- Raus aus der Lockerungsspirale!
Die Aufregung über die fast schüchterne Lockerungsrhetorik von Thüringens Ministerpräsident Bodo Ramelow zeigt: Die Gesellschaft braucht eine Exit-Strategie aus der Angststarre. Die Politik muss die Verantwortung wieder in die Hände des Individuums legen.

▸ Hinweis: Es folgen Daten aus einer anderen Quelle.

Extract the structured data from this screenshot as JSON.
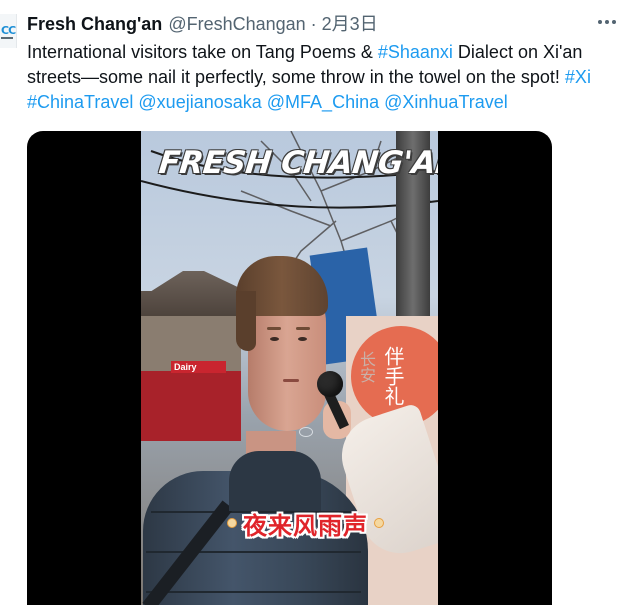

Seit Wochen ist das Land auf Lockerungskurs. Tagtäglich werden Verbote und Beschränkungen diskutiert, infrage gestellt und zum Teil auch kassiert. Doch je mehr Lockerungen beschlossen werden, desto verkrampfter schaut die Gesellschaft auf deren Auswirkungen – ganz so, als seien die Lockerungen nicht Ausdruck eines gesunkenen Risikos, sondern unvermeidliche Quellen neuen Unheils. Der Lockdown unter den Locken hält sich hartnäckig. Die Gaststätten bekommen dies zu spüren: Ihnen geht nun die Luft aus, denn die Tische bleiben leer und die Menschen daheim.

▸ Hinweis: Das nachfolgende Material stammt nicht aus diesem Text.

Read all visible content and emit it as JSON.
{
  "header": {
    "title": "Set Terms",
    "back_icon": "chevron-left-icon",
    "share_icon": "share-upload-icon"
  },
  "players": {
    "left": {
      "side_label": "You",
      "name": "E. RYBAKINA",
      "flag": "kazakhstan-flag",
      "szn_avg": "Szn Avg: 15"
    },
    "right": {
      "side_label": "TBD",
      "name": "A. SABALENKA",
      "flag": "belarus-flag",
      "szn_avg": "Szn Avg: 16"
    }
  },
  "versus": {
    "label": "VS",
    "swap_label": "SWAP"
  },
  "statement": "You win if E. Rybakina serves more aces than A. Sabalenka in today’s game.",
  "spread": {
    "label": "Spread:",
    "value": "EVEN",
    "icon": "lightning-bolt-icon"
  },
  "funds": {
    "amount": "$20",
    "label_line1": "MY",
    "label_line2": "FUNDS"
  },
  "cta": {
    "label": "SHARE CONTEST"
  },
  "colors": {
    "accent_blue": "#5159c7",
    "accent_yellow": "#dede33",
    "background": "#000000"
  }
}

Eineinhalb Meter sind ein Lichtjahr
Die schrittweisen Aufhebungen der Kontaktbeschränkungen haben einen zwiespältigen Effekt auf das gesellschaftliche Klima: Zum einen wirken sie wie Signale dafür, dass theoretisch alles wieder so werden könnte wie früher und sich die Entscheidungsträger genau darum bemühen. Zum anderen aber wird so der mentale Lockdown zementiert: Die Lockerungslogik basiert darauf, dass der tatsächliche Abschluss der Maßnahmen nicht abzusehen ist. Wer aber immer weiter lockert, ohne jemals den Status zu erreichen, der vor Einführung der Beschränkungen geherrscht hat, der normalisiert den Ausnahmezustand und injiziert ihn als Neo-Normalität ins gesellschaftliche Bewusstsein.

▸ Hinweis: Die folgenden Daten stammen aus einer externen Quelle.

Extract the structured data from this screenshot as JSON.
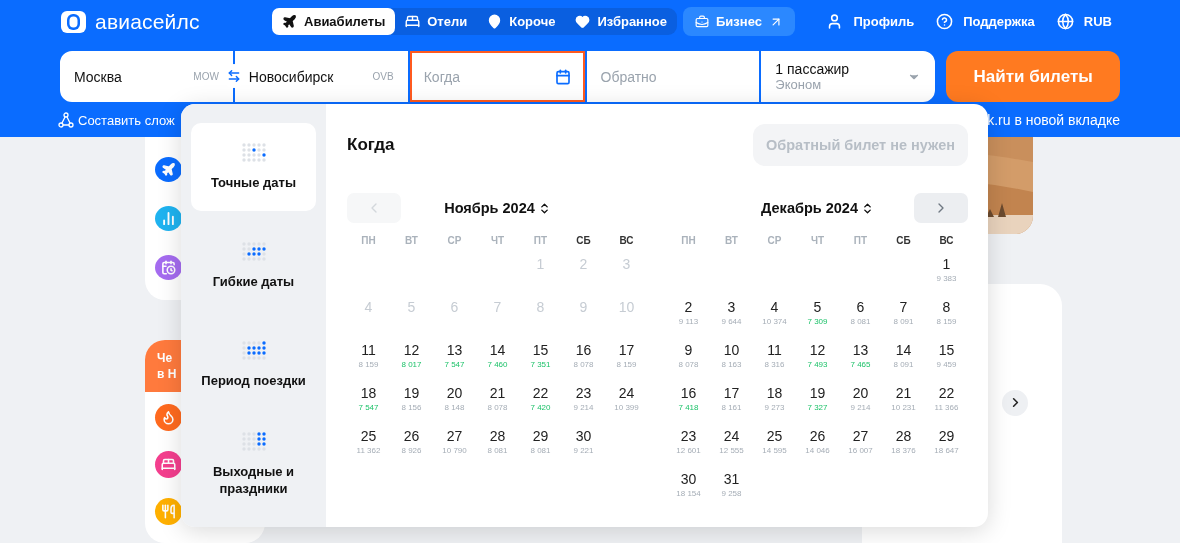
{
  "logo": {
    "text": "авиасейлс"
  },
  "nav_tabs": [
    {
      "label": "Авиабилеты",
      "kind": "flights",
      "selected": true
    },
    {
      "label": "Отели",
      "kind": "hotels",
      "selected": false
    },
    {
      "label": "Короче",
      "kind": "short",
      "selected": false
    },
    {
      "label": "Избранное",
      "kind": "favorites",
      "selected": false
    }
  ],
  "business_link": {
    "label": "Бизнес"
  },
  "user_menu": [
    {
      "label": "Профиль",
      "kind": "profile"
    },
    {
      "label": "Поддержка",
      "kind": "support"
    },
    {
      "label": "RUB",
      "kind": "currency"
    }
  ],
  "search_form": {
    "origin": {
      "value": "Москва",
      "code": "MOW"
    },
    "destination": {
      "value": "Новосибирск",
      "code": "OVB"
    },
    "depart": {
      "placeholder": "Когда",
      "focused": true
    },
    "return": {
      "placeholder": "Обратно",
      "focused": false
    },
    "passengers": {
      "count": "1 пассажир",
      "class": "Эконом"
    },
    "submit": "Найти билеты"
  },
  "links": {
    "complex_route": "Составить слож",
    "new_tab": "k.ru в новой вкладке"
  },
  "promo_card": {
    "lines": [
      "Че",
      "в Н"
    ]
  },
  "date_picker": {
    "title": "Когда",
    "no_return_button": "Обратный билет не нужен",
    "modes": [
      {
        "label": "Точные даты",
        "kind": "exact",
        "selected": true
      },
      {
        "label": "Гибкие даты",
        "kind": "flexible",
        "selected": false
      },
      {
        "label": "Период поездки",
        "kind": "period",
        "selected": false
      },
      {
        "label": "Выходные и праздники",
        "kind": "weekends",
        "selected": false
      }
    ],
    "months": [
      {
        "title": "Ноябрь 2024",
        "prev_button": {
          "disabled": true
        },
        "weekdays": [
          {
            "label": "ПН",
            "weekend": false
          },
          {
            "label": "ВТ",
            "weekend": false
          },
          {
            "label": "СР",
            "weekend": false
          },
          {
            "label": "ЧТ",
            "weekend": false
          },
          {
            "label": "ПТ",
            "weekend": false
          },
          {
            "label": "СБ",
            "weekend": true
          },
          {
            "label": "ВС",
            "weekend": true
          }
        ],
        "weeks": [
          [
            {
              "day": "1",
              "disabled": true
            },
            {
              "day": "2",
              "disabled": true
            },
            {
              "day": "3",
              "disabled": true
            }
          ],
          [
            {
              "day": "4",
              "disabled": true
            },
            {
              "day": "5",
              "disabled": true
            },
            {
              "day": "6",
              "disabled": true
            },
            {
              "day": "7",
              "disabled": true
            },
            {
              "day": "8",
              "disabled": true
            },
            {
              "day": "9",
              "disabled": true
            },
            {
              "day": "10",
              "disabled": true
            }
          ],
          [
            {
              "day": "11",
              "price": "8 159",
              "cheap": false,
              "disabled": false
            },
            {
              "day": "12",
              "price": "8 017",
              "cheap": true,
              "disabled": false
            },
            {
              "day": "13",
              "price": "7 547",
              "cheap": true,
              "disabled": false
            },
            {
              "day": "14",
              "price": "7 460",
              "cheap": true,
              "disabled": false
            },
            {
              "day": "15",
              "price": "7 351",
              "cheap": true,
              "disabled": false
            },
            {
              "day": "16",
              "price": "8 078",
              "cheap": false,
              "disabled": false
            },
            {
              "day": "17",
              "price": "8 159",
              "cheap": false,
              "disabled": false
            }
          ],
          [
            {
              "day": "18",
              "price": "7 547",
              "cheap": true,
              "disabled": false
            },
            {
              "day": "19",
              "price": "8 156",
              "cheap": false,
              "disabled": false
            },
            {
              "day": "20",
              "price": "8 148",
              "cheap": false,
              "disabled": false
            },
            {
              "day": "21",
              "price": "8 078",
              "cheap": false,
              "disabled": false
            },
            {
              "day": "22",
              "price": "7 420",
              "cheap": true,
              "disabled": false
            },
            {
              "day": "23",
              "price": "9 214",
              "cheap": false,
              "disabled": false
            },
            {
              "day": "24",
              "price": "10 399",
              "cheap": false,
              "disabled": false
            }
          ],
          [
            {
              "day": "25",
              "price": "11 362",
              "cheap": false,
              "disabled": false
            },
            {
              "day": "26",
              "price": "8 926",
              "cheap": false,
              "disabled": false
            },
            {
              "day": "27",
              "price": "10 790",
              "cheap": false,
              "disabled": false
            },
            {
              "day": "28",
              "price": "8 081",
              "cheap": false,
              "disabled": false
            },
            {
              "day": "29",
              "price": "8 081",
              "cheap": false,
              "disabled": false
            },
            {
              "day": "30",
              "price": "9 221",
              "cheap": false,
              "disabled": false
            }
          ]
        ]
      },
      {
        "title": "Декабрь 2024",
        "next_button": {
          "disabled": false
        },
        "weekdays": [
          {
            "label": "ПН",
            "weekend": false
          },
          {
            "label": "ВТ",
            "weekend": false
          },
          {
            "label": "СР",
            "weekend": false
          },
          {
            "label": "ЧТ",
            "weekend": false
          },
          {
            "label": "ПТ",
            "weekend": false
          },
          {
            "label": "СБ",
            "weekend": true
          },
          {
            "label": "ВС",
            "weekend": true
          }
        ],
        "weeks": [
          [
            {
              "day": "1",
              "price": "9 383",
              "cheap": false,
              "disabled": false
            }
          ],
          [
            {
              "day": "2",
              "price": "9 113",
              "cheap": false,
              "disabled": false
            },
            {
              "day": "3",
              "price": "9 644",
              "cheap": false,
              "disabled": false
            },
            {
              "day": "4",
              "price": "10 374",
              "cheap": false,
              "disabled": false
            },
            {
              "day": "5",
              "price": "7 309",
              "cheap": true,
              "disabled": false
            },
            {
              "day": "6",
              "price": "8 081",
              "cheap": false,
              "disabled": false
            },
            {
              "day": "7",
              "price": "8 091",
              "cheap": false,
              "disabled": false
            },
            {
              "day": "8",
              "price": "8 159",
              "cheap": false,
              "disabled": false
            }
          ],
          [
            {
              "day": "9",
              "price": "8 078",
              "cheap": false,
              "disabled": false
            },
            {
              "day": "10",
              "price": "8 163",
              "cheap": false,
              "disabled": false
            },
            {
              "day": "11",
              "price": "8 316",
              "cheap": false,
              "disabled": false
            },
            {
              "day": "12",
              "price": "7 493",
              "cheap": true,
              "disabled": false
            },
            {
              "day": "13",
              "price": "7 465",
              "cheap": true,
              "disabled": false
            },
            {
              "day": "14",
              "price": "8 091",
              "cheap": false,
              "disabled": false
            },
            {
              "day": "15",
              "price": "9 459",
              "cheap": false,
              "disabled": false
            }
          ],
          [
            {
              "day": "16",
              "price": "7 418",
              "cheap": true,
              "disabled": false
            },
            {
              "day": "17",
              "price": "8 161",
              "cheap": false,
              "disabled": false
            },
            {
              "day": "18",
              "price": "9 273",
              "cheap": false,
              "disabled": false
            },
            {
              "day": "19",
              "price": "7 327",
              "cheap": true,
              "disabled": false
            },
            {
              "day": "20",
              "price": "9 214",
              "cheap": false,
              "disabled": false
            },
            {
              "day": "21",
              "price": "10 231",
              "cheap": false,
              "disabled": false
            },
            {
              "day": "22",
              "price": "11 366",
              "cheap": false,
              "disabled": false
            }
          ],
          [
            {
              "day": "23",
              "price": "12 601",
              "cheap": false,
              "disabled": false
            },
            {
              "day": "24",
              "price": "12 555",
              "cheap": false,
              "disabled": false
            },
            {
              "day": "25",
              "price": "14 595",
              "cheap": false,
              "disabled": false
            },
            {
              "day": "26",
              "price": "14 046",
              "cheap": false,
              "disabled": false
            },
            {
              "day": "27",
              "price": "16 007",
              "cheap": false,
              "disabled": false
            },
            {
              "day": "28",
              "price": "18 376",
              "cheap": false,
              "disabled": false
            },
            {
              "day": "29",
              "price": "18 647",
              "cheap": false,
              "disabled": false
            }
          ],
          [
            {
              "day": "30",
              "price": "18 154",
              "cheap": false,
              "disabled": false
            },
            {
              "day": "31",
              "price": "9 258",
              "cheap": false,
              "disabled": false
            }
          ]
        ]
      }
    ]
  }
}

Die politische Rhetorik ist dabei überaus heuchlerisch: Sie suggeriert, als sei der einzige nicht verhandelbare Bereich der Beschränkungen – die Abstandsregel – nur ein kleines, fast zu vernachlässigendes Detail, mit dem sich leicht leben ließe. In Wirklichkeit aber ist die Abstandsregel der Todesstoß für unser kulturelles, wirtschaftliches und soziales Leben! Wer tatsächlich glaubt, wir seien nur 1,5 Meter von der Normalität entfernt, der hat diese entweder nie erlebt oder längst abgeschrieben. Nicht nur in der Arbeitswelt, auch in Kunst und Kultur, in Zerstreuung und Genuss ist das Einhalten eines Mindestabstands zwischen Menschen von eineinhalb Metern schlicht nicht umsetzbar, ohne den eigentlichen Kern der jeweiligen Aktivität auszuhöhlen. Fakt ist: Die Abstandsregel hält die Gesellschaft Lichtjahre von dem entfernt, was die Menschen als halbwegs normales, zivilisiertes Leben empfinden.